# Data Processing and Extraction using NLP
This notebook processes textual data, identifies important sentences using Natural Language Processing (NLP), 
and exports the results to a CSV file. The dataset used contains various text snippets, and our goal is to 
extract important information by recognizing entities and other key aspects.


In [34]:
import pandas as pd
import re
import spacy
from langdetect import detect, DetectorFactory

# Load spaCy model (Dutch language model for this case)
nlp = spacy.load("nl_core_news_lg")

# Enable GPU usage for spaCy if available
spacy.prefer_gpu()


False

In [35]:
# Load the dataset
try:
    df = pd.read_csv('antwerpen.csv')
    print("Dataset loaded successfully.")
except FileNotFoundError:
    print("Error: Dataset file not found.")

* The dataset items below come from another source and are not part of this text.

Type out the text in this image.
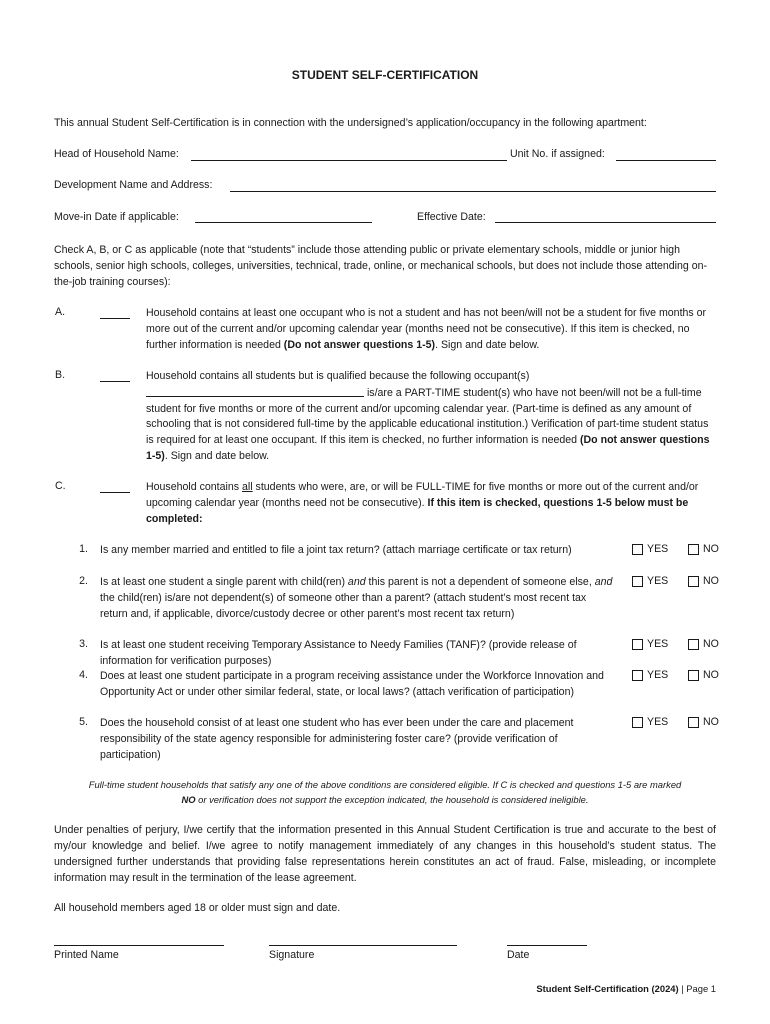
STUDENT SELF-CERTIFICATION
This annual Student Self-Certification is in connection with the undersigned’s application/occupancy in the following apartment:
Head of Household Name:	Unit No. if assigned:
Development Name and Address:
Move-in Date if applicable:	Effective Date:
Check A, B, or C as applicable (note that “students” include those attending public or private elementary schools, middle or junior high schools, senior high schools, colleges, universities, technical, trade, online, or mechanical schools, but does not include those attending on-the-job training courses):
A.	Household contains at least one occupant who is not a student and has not been/will not be a student for five months or more out of the current and/or upcoming calendar year (months need not be consecutive). If this item is checked, no further information is needed (Do not answer questions 1-5). Sign and date below.
B.	Household contains all students but is qualified because the following occupant(s)
is/are a PART-TIME student(s) who have not been/will not be a full-time student for five months or more of the current and/or upcoming calendar year. (Part-time is defined as any amount of schooling that is not considered full-time by the applicable educational institution.) Verification of part-time student status is required for at least one occupant. If this item is checked, no further information is needed (Do not answer questions 1-5). Sign and date below.
C.	Household contains all students who were, are, or will be FULL-TIME for five months or more out of the current and/or upcoming calendar year (months need not be consecutive). If this item is checked, questions 1-5 below must be completed:
1. Is any member married and entitled to file a joint tax return? (attach marriage certificate or tax return)	YES	NO
2. Is at least one student a single parent with child(ren) and this parent is not a dependent of someone else, and the child(ren) is/are not dependent(s) of someone other than a parent? (attach student’s most recent tax return and, if applicable, divorce/custody decree or other parent’s most recent tax return)
YES	NO
3. Is at least one student receiving Temporary Assistance to Needy Families (TANF)? (provide release of information for verification purposes)
YES	NO
4. Does at least one student participate in a program receiving assistance under the Workforce Innovation and Opportunity Act or under other similar federal, state, or local laws? (attach verification of participation)
YES	NO
5. Does the household consist of at least one student who has ever been under the care and placement responsibility of the state agency responsible for administering foster care? (provide verification of participation)
YES	NO
Full-time student households that satisfy any one of the above conditions are considered eligible. If C is checked and questions 1-5 are marked
NO or verification does not support the exception indicated, the household is considered ineligible.
Under penalties of perjury, I/we certify that the information presented in this Annual Student Certification is true and accurate to the best of my/our knowledge and belief. I/we agree to notify management immediately of any changes in this household’s student status. The undersigned further understands that providing false representations herein constitutes an act of fraud. False, misleading, or incomplete information may result in the termination of the lease agreement.
All household members aged 18 or older must sign and date.
Printed Name	Signature	Date
Student Self-Certification (2024) | Page 1
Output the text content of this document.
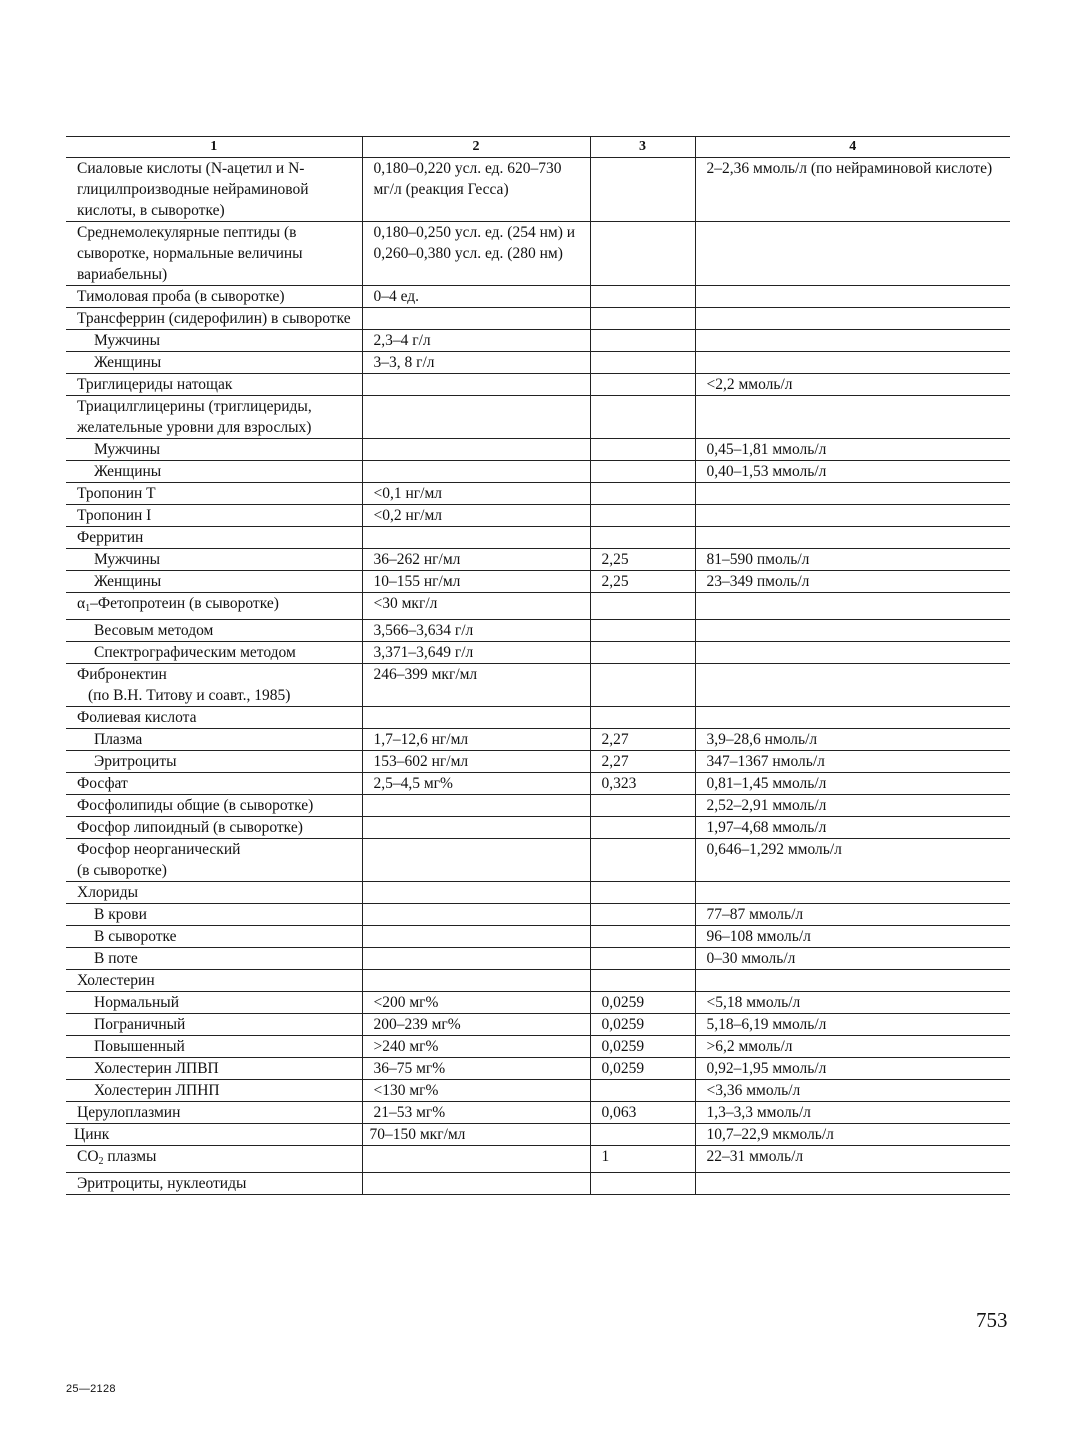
1	2	3	4
Сиаловые кислоты (N-ацетил и N-глицилпроизводные нейраминовой кислоты, в сыворотке)	0,180–0,220 усл. ед. 620–730 мг/л (реакция Гесса)		2–2,36 ммоль/л (по нейраминовой кислоте)
Среднемолекулярные пептиды (в сыворотке, нормальные величины вариабельны)	0,180–0,250 усл. ед. (254 нм) и 0,260–0,380 усл. ед. (280 нм)		
Тимоловая проба (в сыворотке)	0–4 ед.		
Трансферрин (сидерофилин) в сыворотке			
Мужчины	2,3–4 г/л		
Женщины	3–3, 8 г/л		
Триглицериды натощак			<2,2 ммоль/л
Триацилглицерины (триглицериды, желательные уровни для взрослых)			
Мужчины			0,45–1,81 ммоль/л
Женщины			0,40–1,53 ммоль/л
Тропонин T	<0,1 нг/мл		
Тропонин I	<0,2 нг/мл		
Ферритин			
Мужчины	36–262 нг/мл	2,25	81–590 пмоль/л
Женщины	10–155 нг/мл	2,25	23–349 пмоль/л
$\alpha_1$–Фетопротеин (в сыворотке)	<30 мкг/л		
Весовым методом	3,566–3,634 г/л		
Спектрографическим методом	3,371–3,649 г/л		

Фибронектин
(по В.Н. Титову и соавт., 1985)	246–399 мкг/мл		
Фолиевая кислота			
Плазма	1,7–12,6 нг/мл	2,27	3,9–28,6 нмоль/л
Эритроциты	153–602 нг/мл	2,27	347–1367 нмоль/л
Фосфат	2,5–4,5 мг%	0,323	0,81–1,45 ммоль/л
Фосфолипиды общие (в сыворотке)			2,52–2,91 ммоль/л
Фосфор липоидный (в сыворотке)			1,97–4,68 ммоль/л

Фосфор неорганический
(в сыворотке)			0,646–1,292 ммоль/л
Хлориды			
В крови			77–87 ммоль/л
В сыворотке			96–108 ммоль/л
В поте			0–30 ммоль/л
Холестерин			
Нормальный	<200 мг%	0,0259	<5,18 ммоль/л
Пограничный	200–239 мг%	0,0259	5,18–6,19 ммоль/л
Повышенный	>240 мг%	0,0259	>6,2 ммоль/л
Холестерин ЛПВП	36–75 мг%	0,0259	0,92–1,95 ммоль/л
Холестерин ЛПНП	<130 мг%		<3,36 ммоль/л
Церулоплазмин	21–53 мг%	0,063	1,3–3,3 ммоль/л
Цинк	70–150 мкг/мл		10,7–22,9 мкмоль/л
$CO_2$ плазмы		1	22–31 ммоль/л
Эритроциты, нуклеотиды			
753
25—2128
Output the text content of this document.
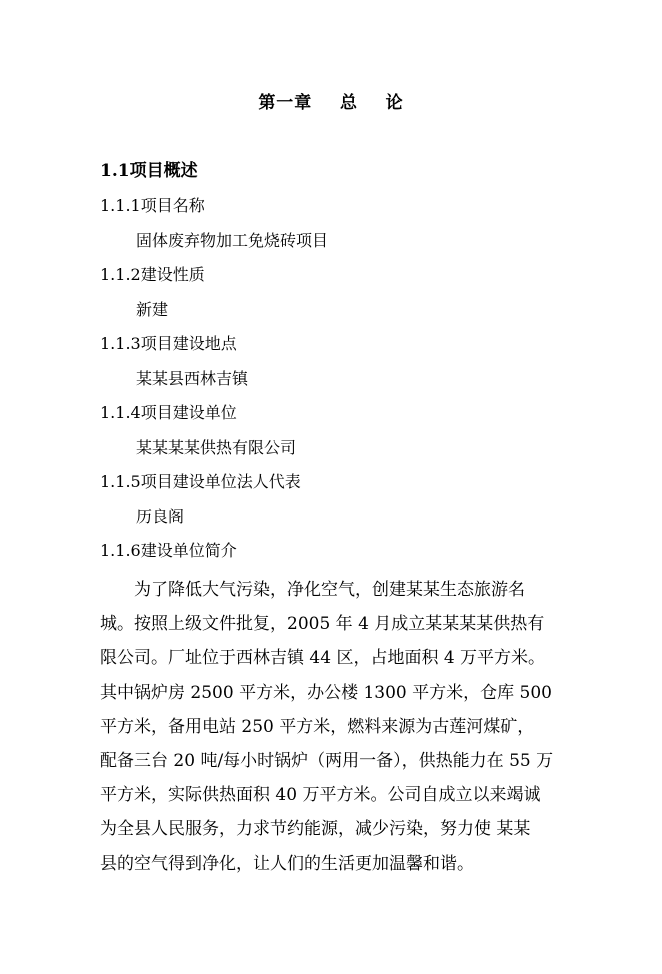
第一章    总    论
1.1项目概述
1.1.1项目名称
固体废弃物加工免烧砖项目
1.1.2建设性质
新建
1.1.3项目建设地点
某某县西林吉镇
1.1.4项目建设单位
某某某某供热有限公司
1.1.5项目建设单位法人代表
历良阁
1.1.6建设单位简介
为了降低大气污染，净化空气，创建某某生态旅游名
城。按照上级文件批复，2005 年 4 月成立某某某某供热有
限公司。厂址位于西林吉镇 44 区，占地面积 4 万平方米。
其中锅炉房 2500 平方米，办公楼 1300 平方米，仓库 500
平方米，备用电站 250 平方米，燃料来源为古莲河煤矿，
配备三台 20 吨/每小时锅炉（两用一备），供热能力在 55 万
平方米，实际供热面积 40 万平方米。公司自成立以来竭诚
为全县人民服务，力求节约能源，减少污染，努力使 某某
县的空气得到净化，让人们的生活更加温馨和谐。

Dataset loaded successfully.


In [36]:
# Split the text into sentences using regex for sentence boundary detection
def split_sentences(text):
    # Pattern matches sentence boundaries after punctuation followed by a capital letter
    sentence_pattern = r'(?<=[.!?])\s+(?=[A-Z])'
    sentences = re.split(sentence_pattern, text)
    return sentences

# Define a function to determine if a sentence is important
def is_important(sentence):
    doc = nlp(sentence)
    
    # Check for named entities
    if len(doc.ents) > 0:
        return True
    
    # Check if the sentence length is within a reasonable range
    if 3 < len(doc) < 30:
        return True

    # Check for specific parts of speech such as proper nouns or numbers
    if any(token.pos_ == 'PROPN' or token.pos_ == 'NUM' for token in doc):
        return True
    
    return False



# Ensure consistent results
DetectorFactory.seed = 0

def is_dutch(text):
    try:
        language = detect(text)
        if language == 'nl':
            return True
        else:
            return False
    except:
        return False

In [37]:

# Process all sentences in the dataframe
all_sentences = []

for text in df['body_content']:
    sentences = split_sentences(text)
    all_sentences.extend(sentences)

# Create a DataFrame for sentences
sentences_df = pd.DataFrame(all_sentences, columns=['sentence'])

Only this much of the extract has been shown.